After one year of operation, DealStruck will refinance your business. If your starting expenses have gotten the best of you and you need to refinance, now is the moment. You may still work with DealStruck if your company is older.

Term length: 6 months to 4 years

Interest rates: 10% – 28%

Payment frequency: Weekly or monthly

The terms of a DealStruck loan range from six months to four years, and you can obtain money in as short as ten days. For firms with many significant debts to refinance, loans ranging from $50,000 to $500,000 are available.

  1. New York Tribeca Group

Several internet lenders connect businesses with other sources of financing, saving company owners the time and effort of looking for a lender on their own. New York Tribeca Group is one of these lenders, working with banks, the Small Business Administration, other internet lenders, and cash advance investors to provide financing to firms.

Term length: 3 months – 10 years

Interest rates: 5% – 40%

Payment frequency: Daily, weekly or monthly 

New York Tribeca Group offers secured consolidation loans as well as a variety of other finance alternatives, including invoice financing, credit splitting, unsecured loans, and more. If you’re not sure if the finest secured consolidation loans are suitable for your company, a financial consultant may be able to help you discover a different financing option.

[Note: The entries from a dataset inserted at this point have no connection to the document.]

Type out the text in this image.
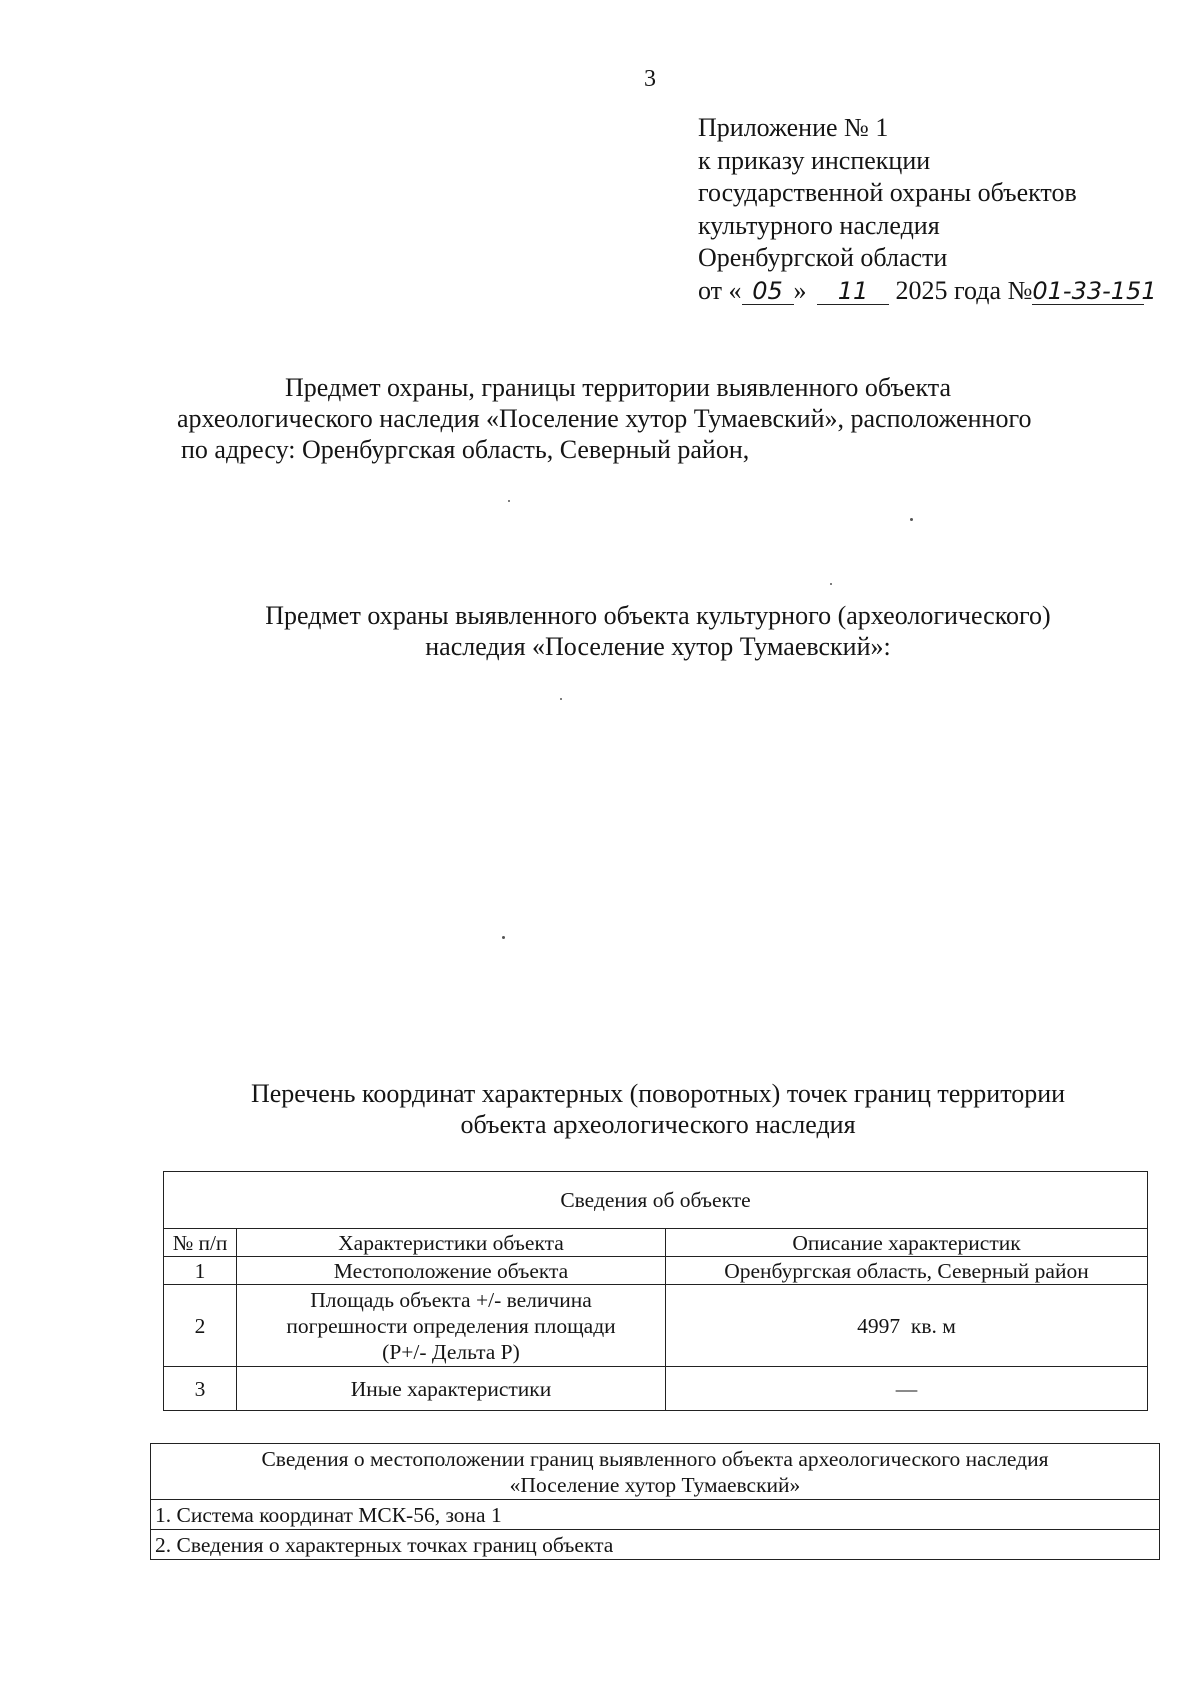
3
Приложение № 1
к приказу инспекции
государственной охраны объектов
культурного наследия
Оренбургской области
от « 05 » 11 2025 года №01-33-151
Предмет охраны, границы территории выявленного объекта
археологического наследия «Поселение хутор Тумаевский», расположенного
по адресу: Оренбургская область, Северный район,
Предмет охраны выявленного объекта культурного (археологического)
наследия «Поселение хутор Тумаевский»:
Перечень координат характерных (поворотных) точек границ территории
объекта археологического наследия
Сведения об объекте		
№ п/п	Характеристики объекта	Описание характеристик
1	Местоположение объекта	Оренбургская область, Северный район
2	Площадь объекта +/- величина
погрешности определения площади
(P+/- Дельта P)	4997  кв. м
3	Иные характеристики	—
Сведения о местоположении границ выявленного объекта археологического наследия
«Поселение хутор Тумаевский»

1. Система координат МСК-56, зона 1
2. Сведения о характерных точках границ объекта
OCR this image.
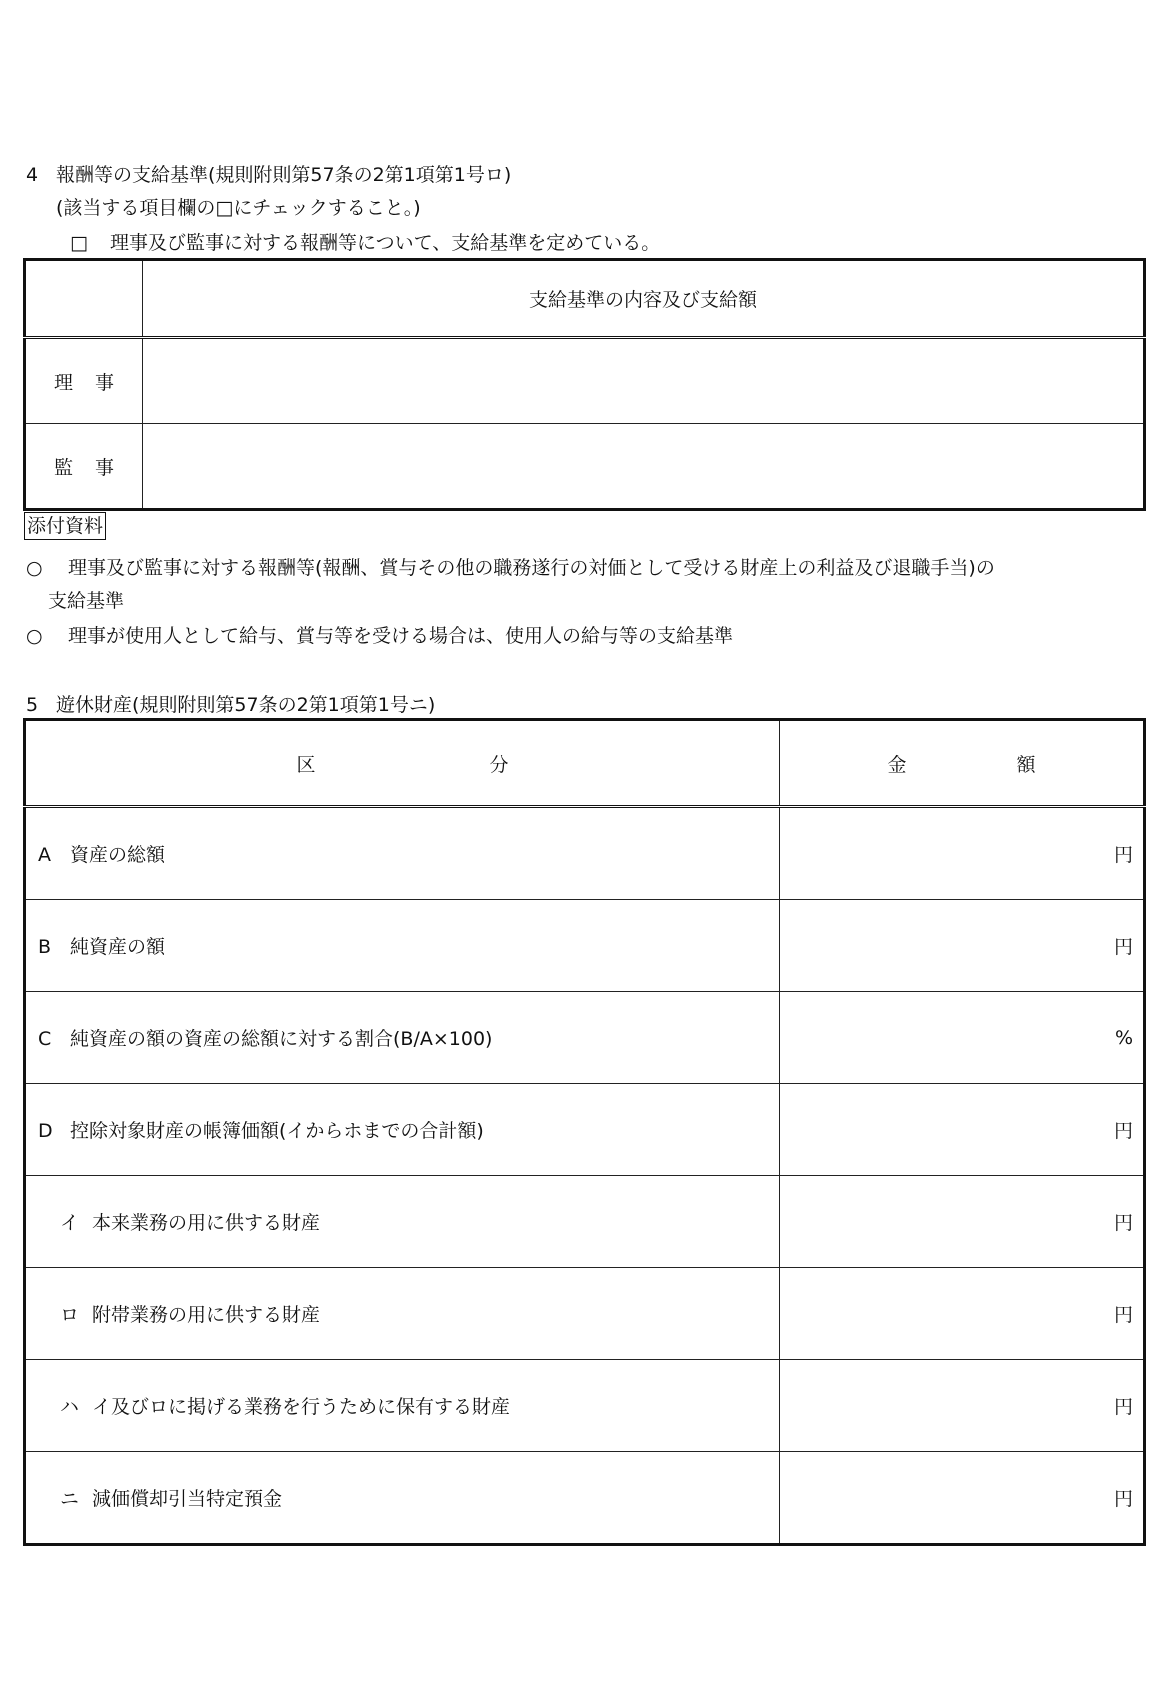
4 報酬等の支給基準(規則附則第57条の2第1項第1号ロ)
(該当する項目欄の□にチェックすること。)
□ 理事及び監事に対する報酬等について、支給基準を定めている。
	支給基準の内容及び支給額
理事	
監事	
添付資料
○ 理事及び監事に対する報酬等(報酬、賞与その他の職務遂行の対価として受ける財産上の利益及び退職手当)の
支給基準
○ 理事が使用人として給与、賞与等を受ける場合は、使用人の給与等の支給基準
5 遊休財産(規則附則第57条の2第1項第1号ニ)
区 分	金 額
A 資産の総額	円
B 純資産の額	円
C 純資産の額の資産の総額に対する割合(B/A×100)	%
D 控除対象財産の帳簿価額(イからホまでの合計額)	円
イ 本来業務の用に供する財産	円
ロ 附帯業務の用に供する財産	円
ハ イ及びロに掲げる業務を行うために保有する財産	円
ニ 減価償却引当特定預金	円
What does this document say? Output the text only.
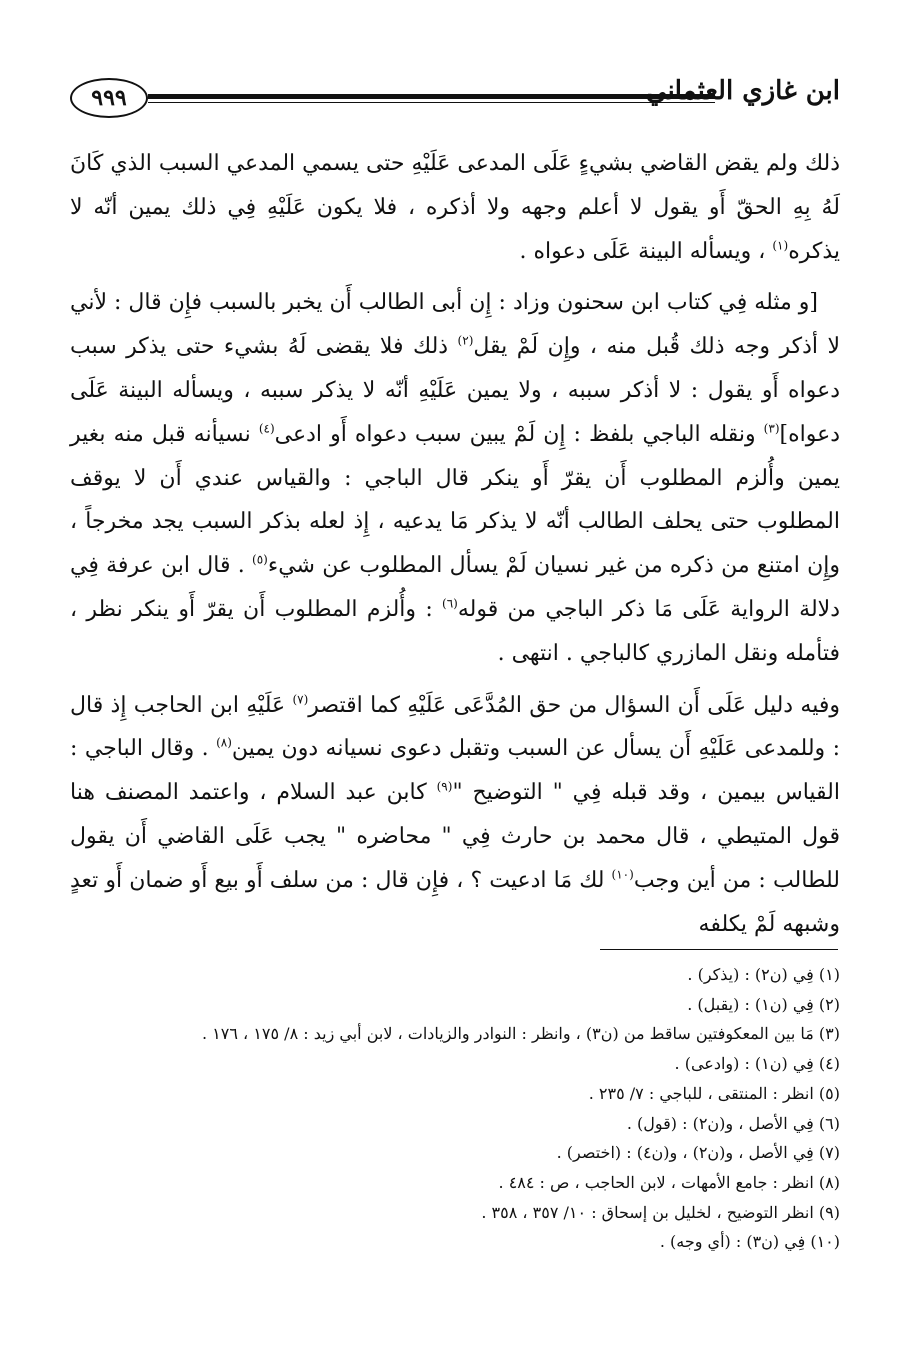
٩٩٩	ابن غازي العثماني

ذلك ولم يقض القاضي بشيءٍ عَلَى المدعى عَلَيْهِ حتى يسمي المدعي السبب الذي كَانَ لَهُ بِهِ الحقّ أَو يقول لا أعلم وجهه ولا أذكره ، فلا يكون عَلَيْهِ فِي ذلك يمين أنّه لا يذكره$^{(١)}$ ، ويسأله البينة عَلَى دعواه .

[و مثله فِي كتاب ابن سحنون وزاد : إِن أبى الطالب أَن يخبر بالسبب فإِن قال : لأني لا أذكر وجه ذلك قُبل منه ، وإِن لَمْ يقل$^{(٢)}$ ذلك فلا يقضى لَهُ بشيء حتى يذكر سبب دعواه أَو يقول : لا أذكر سببه ، ولا يمين عَلَيْهِ أنّه لا يذكر سببه ، ويسأله البينة عَلَى دعواه]$^{(٣)}$ ونقله الباجي بلفظ : إِن لَمْ يبين سبب دعواه أَو ادعى$^{(٤)}$ نسيأنه قبل منه بغير يمين وأُلزم المطلوب أَن يقرّ أَو ينكر قال الباجي : والقياس عندي أَن لا يوقف المطلوب حتى يحلف الطالب أنّه لا يذكر مَا يدعيه ، إِذ لعله بذكر السبب يجد مخرجاً ، وإِن امتنع من ذكره من غير نسيان لَمْ يسأل المطلوب عن شيء$^{(٥)}$ . قال ابن عرفة فِي دلالة الرواية عَلَى مَا ذكر الباجي من قوله$^{(٦)}$ : وأُلزم المطلوب أَن يقرّ أَو ينكر نظر ، فتأمله ونقل المازري كالباجي . انتهى .

وفيه دليل عَلَى أَن السؤال من حق المُدَّعَى عَلَيْهِ كما اقتصر$^{(٧)}$ عَلَيْهِ ابن الحاجب إِذ قال : وللمدعى عَلَيْهِ أَن يسأل عن السبب وتقبل دعوى نسيانه دون يمين$^{(٨)}$ . وقال الباجي : القياس بيمين ، وقد قبله فِي " التوضيح "$^{(٩)}$ كابن عبد السلام ، واعتمد المصنف هنا قول المتيطي ، قال محمد بن حارث فِي " محاضره " يجب عَلَى القاضي أَن يقول للطالب : من أين وجب$^{(١٠)}$ لك مَا ادعيت ؟ ، فإِن قال : من سلف أَو بيع أَو ضمان أَو تعدٍ وشبهه لَمْ يكلفه

(١) فِي (ن٢) : (يذكر) .
(٢) فِي (ن١) : (يقبل) .
(٣) مَا بين المعكوفتين ساقط من (ن٣) ، وانظر : النوادر والزيادات ، لابن أبي زيد : ٨/ ١٧٥ ، ١٧٦ .
(٤) فِي (ن١) : (وادعى) .
(٥) انظر : المنتقى ، للباجي : ٧/ ٢٣٥ .
(٦) فِي الأصل ، و(ن٢) : (قول) .
(٧) فِي الأصل ، و(ن٢) ، و(ن٤) : (اختصر) .
(٨) انظر : جامع الأمهات ، لابن الحاجب ، ص : ٤٨٤ .
(٩) انظر التوضيح ، لخليل بن إسحاق : ١٠/ ٣٥٧ ، ٣٥٨ .
(١٠) فِي (ن٣) : (أي وجه) .
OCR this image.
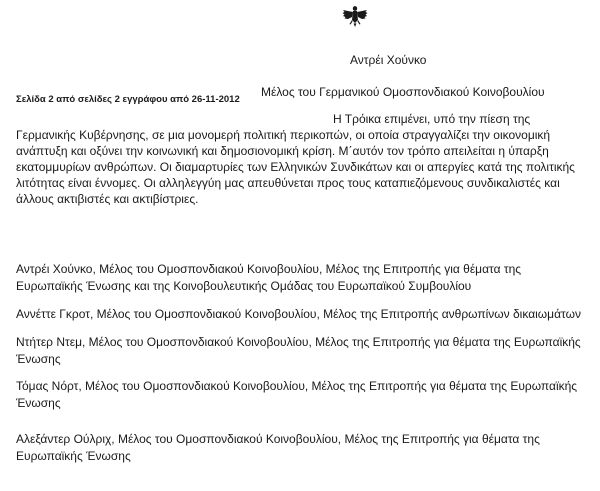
Αντρέι Χούνκο
Μέλος του Γερμανικού Ομοσπονδιακού Κοινοβουλίου
Σελίδα 2 από σελίδες 2 εγγράφου από 26-11-2012
Η Τρόικα επιμένει, υπό την πίεση της
Γερμανικής Κυβέρνησης, σε μια μονομερή πολιτική περικοπών, οι οποία στραγγαλίζει την οικονομική ανάπτυξη και οξύνει την κοινωνική και δημοσιονομική κρίση. Μ΄αυτόν τον τρόπο απειλείται η ύπαρξη εκατομμυρίων ανθρώπων. Οι διαμαρτυρίες των Ελληνικών Συνδικάτων και οι απεργίες κατά της πολιτικής λιτότητας είναι έννομες. Οι αλληλεγγύη μας απευθύνεται προς τους καταπιεζόμενους συνδικαλιστές και άλλους ακτιβιστές και ακτιβίστριες.
Αντρέι Χούνκο, Μέλος του Ομοσπονδιακού Κοινοβουλίου, Μέλος της Επιτροπής για θέματα της Ευρωπαϊκής Ένωσης και της Κοινοβουλευτικής Ομάδας του Ευρωπαϊκού Συμβουλίου
Αννέττε Γκροτ, Μέλος του Ομοσπονδιακού Κοινοβουλίου, Μέλος της Επιτροπής ανθρωπίνων δικαιωμάτων
Ντήτερ Ντεμ, Μέλος του Ομοσπονδιακού Κοινοβουλίου, Μέλος της Επιτροπής για θέματα της Ευρωπαϊκής Ένωσης
Τόμας Νόρτ, Μέλος του Ομοσπονδιακού Κοινοβουλίου, Μέλος της Επιτροπής για θέματα της Ευρωπαϊκής Ένωσης
Αλεξάντερ Ούλριχ, Μέλος του Ομοσπονδιακού Κοινοβουλίου, Μέλος της Επιτροπής για θέματα της Ευρωπαϊκής Ένωσης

Summarizing Secured Consolidation Loans For Businesses

The best secured consolidation loan depends on your business’s individual financial position. How much do you need to consolidate? Do you need to find a collateral backed business loan for better rates? Is your debt currently unmanageable or are you looking for a secured consolidation loan only to simplify payments? How well your business is performing will affect what lender you qualify for. Overreaching could lead to worse rates and terms or rejection. 

Regardless of whether or not your debt consolidation is secured or unsecured, the bottom line is that you should always do the math to establish if you are actually saving money or not. Consolidating debt could cause you to pay interest on interest. It’s up to you and your accountant to weigh the pros and cons of lower monthly payments vs more money over time.